Long Branch long has enjoyed its own special literary pedigree. Such icons of American letters as Norman Mailer, Dorothy Parker and Robert Pinsky were born there. Robert Louis Stevenson and Bret Harte were summertime visitors in the days when the city was a playground for presidents, socialites and captains of industry. So it should come as no surprise that when George Bernard Shaw himself strolls into Amy's Omelette House on a rainy Tuesday night, there's hardly a raised eyebrow.

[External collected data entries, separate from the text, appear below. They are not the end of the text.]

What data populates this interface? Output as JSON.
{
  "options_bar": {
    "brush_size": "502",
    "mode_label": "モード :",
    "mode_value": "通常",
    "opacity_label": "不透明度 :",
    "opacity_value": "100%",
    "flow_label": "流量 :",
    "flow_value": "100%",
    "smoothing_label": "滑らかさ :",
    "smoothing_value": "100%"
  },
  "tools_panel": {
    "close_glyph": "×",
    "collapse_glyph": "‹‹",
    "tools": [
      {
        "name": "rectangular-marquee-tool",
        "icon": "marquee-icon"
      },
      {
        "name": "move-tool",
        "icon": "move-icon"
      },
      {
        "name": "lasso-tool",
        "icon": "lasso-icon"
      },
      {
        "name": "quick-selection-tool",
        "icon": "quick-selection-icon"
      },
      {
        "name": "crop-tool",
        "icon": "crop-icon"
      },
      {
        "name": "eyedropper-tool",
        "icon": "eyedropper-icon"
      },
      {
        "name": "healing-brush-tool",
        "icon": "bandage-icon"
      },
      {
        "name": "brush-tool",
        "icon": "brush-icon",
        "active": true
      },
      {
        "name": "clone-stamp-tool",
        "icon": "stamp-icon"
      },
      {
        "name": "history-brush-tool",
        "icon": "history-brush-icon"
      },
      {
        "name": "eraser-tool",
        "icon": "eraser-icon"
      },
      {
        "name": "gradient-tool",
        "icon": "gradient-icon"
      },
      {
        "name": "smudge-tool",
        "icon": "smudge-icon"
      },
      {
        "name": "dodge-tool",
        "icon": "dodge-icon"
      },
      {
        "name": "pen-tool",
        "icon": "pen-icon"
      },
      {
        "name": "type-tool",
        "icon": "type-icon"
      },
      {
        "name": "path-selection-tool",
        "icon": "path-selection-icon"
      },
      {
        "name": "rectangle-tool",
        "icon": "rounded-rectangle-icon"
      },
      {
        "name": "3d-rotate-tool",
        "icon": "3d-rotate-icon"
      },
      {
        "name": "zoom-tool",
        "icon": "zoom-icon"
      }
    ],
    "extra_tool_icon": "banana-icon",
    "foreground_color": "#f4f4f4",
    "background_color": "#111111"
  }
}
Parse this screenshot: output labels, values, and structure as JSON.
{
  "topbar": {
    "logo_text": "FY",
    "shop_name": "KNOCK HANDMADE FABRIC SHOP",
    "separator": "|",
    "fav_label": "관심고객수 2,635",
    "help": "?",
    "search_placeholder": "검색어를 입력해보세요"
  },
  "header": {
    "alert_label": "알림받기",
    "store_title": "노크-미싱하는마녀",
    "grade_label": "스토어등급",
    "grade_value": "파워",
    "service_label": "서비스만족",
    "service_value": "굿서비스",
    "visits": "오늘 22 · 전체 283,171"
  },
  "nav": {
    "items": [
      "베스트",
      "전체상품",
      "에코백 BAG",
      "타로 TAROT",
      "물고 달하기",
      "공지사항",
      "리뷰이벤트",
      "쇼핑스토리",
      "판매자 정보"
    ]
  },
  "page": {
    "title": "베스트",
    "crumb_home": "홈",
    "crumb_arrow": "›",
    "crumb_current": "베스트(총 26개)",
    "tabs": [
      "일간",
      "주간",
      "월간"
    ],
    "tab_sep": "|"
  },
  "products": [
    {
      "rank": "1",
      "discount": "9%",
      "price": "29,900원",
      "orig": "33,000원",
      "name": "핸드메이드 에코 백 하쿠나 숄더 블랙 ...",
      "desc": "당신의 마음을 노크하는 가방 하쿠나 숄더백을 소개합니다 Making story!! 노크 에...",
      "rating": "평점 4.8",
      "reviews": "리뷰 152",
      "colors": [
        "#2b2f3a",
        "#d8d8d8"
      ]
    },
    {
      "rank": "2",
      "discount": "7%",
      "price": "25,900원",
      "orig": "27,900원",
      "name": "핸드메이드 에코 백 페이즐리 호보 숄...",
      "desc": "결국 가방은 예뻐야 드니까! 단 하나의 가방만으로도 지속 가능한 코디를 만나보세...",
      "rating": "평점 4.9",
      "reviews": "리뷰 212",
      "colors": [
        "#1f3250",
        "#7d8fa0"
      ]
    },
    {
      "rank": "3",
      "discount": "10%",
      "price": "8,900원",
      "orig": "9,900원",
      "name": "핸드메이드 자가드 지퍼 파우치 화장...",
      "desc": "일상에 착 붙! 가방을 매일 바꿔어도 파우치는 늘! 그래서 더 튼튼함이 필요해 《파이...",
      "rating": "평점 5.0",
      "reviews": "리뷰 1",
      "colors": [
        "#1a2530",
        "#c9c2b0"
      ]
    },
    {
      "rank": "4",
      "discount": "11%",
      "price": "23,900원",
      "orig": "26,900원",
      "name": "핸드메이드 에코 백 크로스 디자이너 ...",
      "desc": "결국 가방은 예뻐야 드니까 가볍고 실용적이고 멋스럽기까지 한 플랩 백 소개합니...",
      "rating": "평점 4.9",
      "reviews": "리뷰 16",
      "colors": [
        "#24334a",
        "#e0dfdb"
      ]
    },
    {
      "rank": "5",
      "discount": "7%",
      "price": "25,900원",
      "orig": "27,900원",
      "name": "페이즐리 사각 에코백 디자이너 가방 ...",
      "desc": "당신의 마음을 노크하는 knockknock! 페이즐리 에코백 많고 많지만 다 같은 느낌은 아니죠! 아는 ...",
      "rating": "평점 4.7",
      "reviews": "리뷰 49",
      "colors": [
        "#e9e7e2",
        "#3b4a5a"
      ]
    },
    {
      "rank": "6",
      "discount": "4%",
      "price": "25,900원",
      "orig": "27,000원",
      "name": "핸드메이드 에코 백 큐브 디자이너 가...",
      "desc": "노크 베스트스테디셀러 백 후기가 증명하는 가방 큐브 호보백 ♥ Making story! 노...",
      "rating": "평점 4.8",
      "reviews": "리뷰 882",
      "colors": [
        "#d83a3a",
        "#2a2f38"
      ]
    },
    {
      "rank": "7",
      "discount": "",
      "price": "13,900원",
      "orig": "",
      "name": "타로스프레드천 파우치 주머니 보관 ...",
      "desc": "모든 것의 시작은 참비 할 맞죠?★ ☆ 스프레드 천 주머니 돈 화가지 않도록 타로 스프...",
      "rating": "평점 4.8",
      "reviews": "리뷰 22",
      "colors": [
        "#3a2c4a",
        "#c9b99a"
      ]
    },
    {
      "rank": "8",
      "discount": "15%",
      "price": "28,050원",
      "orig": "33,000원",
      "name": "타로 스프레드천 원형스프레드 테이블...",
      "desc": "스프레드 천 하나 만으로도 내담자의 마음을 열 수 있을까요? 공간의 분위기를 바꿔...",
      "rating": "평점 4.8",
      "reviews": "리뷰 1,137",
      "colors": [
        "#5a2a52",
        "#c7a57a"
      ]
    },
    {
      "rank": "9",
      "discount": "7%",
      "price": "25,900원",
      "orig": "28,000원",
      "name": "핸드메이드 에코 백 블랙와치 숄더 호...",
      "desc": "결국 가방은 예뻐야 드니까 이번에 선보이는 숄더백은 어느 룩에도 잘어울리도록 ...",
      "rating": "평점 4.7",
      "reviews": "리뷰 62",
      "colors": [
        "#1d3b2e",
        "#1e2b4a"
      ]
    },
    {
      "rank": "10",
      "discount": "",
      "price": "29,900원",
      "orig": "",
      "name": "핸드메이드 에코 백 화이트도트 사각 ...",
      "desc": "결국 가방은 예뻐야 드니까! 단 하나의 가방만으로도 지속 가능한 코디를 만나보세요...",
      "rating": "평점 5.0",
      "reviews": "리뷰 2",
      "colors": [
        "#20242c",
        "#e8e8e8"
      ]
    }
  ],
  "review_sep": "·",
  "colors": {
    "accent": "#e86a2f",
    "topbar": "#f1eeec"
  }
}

Perhaps it can be chalked up to the fact that Shaw seems scarcely to have left the stage — that at any moment, the celebrated Irish playwright, critic, activist and advocate for healthy living could very plausibly appear, Elvis-like, and place an order for a western omelette. Indeed, Shaw, who died in 1950 at the age of 94 - and only then after he fell off a ladder — lived a life that straddled America's Civil War and the Korean conflict; the Industrial Revolution and the Atom Age; the era of Oscar Wilde and the Oscar he won for the movie version of "Pygmalion" in 1938.
These days, the immortal George Bernard Shaw is embodied by actor Ames Adamson, here in town to perform the title role in "Engaging Shaw," the comic play by John Morogiello that kicks off a month-long engagement this weekend at New Jersey Repertory Company on downtown Broadway. In fact, he and his fellow actors are the first cast to take up residence in NJ Rep's new guest house for performers — a place colloquially referred to as the "Buffalo Bill House," since it was originally built by Buffalo Bill Cody's business partner in those famous Wild West shows (both Cody and Sitting Bull reportedly stayed in the house and its adjacent guest cottage).The Philly-based Adamson is no stranger to Long Branch, having starred or co-starred in a slew of offerings at NJ Rep - from the one-man "Circumference of a Squirrel" (a play he's performed for four different theaters) to the bizarre ensemble pieces "Tilt Angel" and "Maggie Rose." For "Panama," he crafted five extremely nutty characters, and in the choreographed quick-change "Tour de Farce" he zipped back and forth between another quintet of crazies.
"Jersey has just been better to me than any place else, and the audiences in this state are spectacular," says the former resident of Jersey City, who posits that "if you drink the water in Jersey City for enough years, you can't help but become a Jerseyan."
Enjoying the luxury of a single characterization this time, the red-haired actor (a former photo department manager for Time magazine) has cultivated a Shavian beard for the occasion. The endeavor fills Adamson with some trepidation, harkening back to the end of his run in "Old Clown Wanted," when his facial thicket was so caked with makeup that his attempt at sawing it off found "the whole thing peeling off in one piece — I handed it to the stage manager."
Billed as an "unromantic romantic comedy," the play offers snapshots of the long-term relationship between Shaw and his wife Charlotte Payne-Townshend (Katrina Ferguson), whom the confirmed bachelor met at the country home of their mutual friends, socialist theorists Sidney and Beatrice Webb. Marc Geller and Helen Mutch co-star under the direction of Langdon Brown.According to Adamson, Charlotte was "transformed" by a lecture Shaw had given on the women of Henrik Ibsen's plays, and was impressed by Shaw's own progressive views on women's rights and contributions."Shaw's women speak of what they would do if they were a man — and why," observes the actor, who prepped for his role by immersing himself in such classic Shaw works as "The Devil's Disciple" and "Arms and the Man.""Shaw's just utterly amazing," Adamson says of the author who engendered controversy and remained an ardent fan of Joseph Stalin for much of his life. "A lot of people think he's antiquated, but he took on all these tremendous issues in a way that still makes a lot of people uncomfortable.""Shaw was a "celibate womanizer' who had never allowed himself close personal relationships," Adamson explains. "He was a vegetarian, a teetotaler and non-smoker who almost never got sick, and who claimed that he would have to be sick, incapacitated and immobilized to marry."
"The ironic thing is that when (Charlotte) left him at one point he got ill; catching colds, getting abscesses in his mouth and on his foot, and cracking his head on a cabinet."
As Adamson tells it, the script remains a "work in progress" for which Morogiello has been taking comments from the cast and director.
"Every day we get new pages — I asked him about one line in particular, and a day later he changed the line and added eight more."
"The play's not dark at all; I find it very funny," the actor sums up. "And the name has so many potential meanings."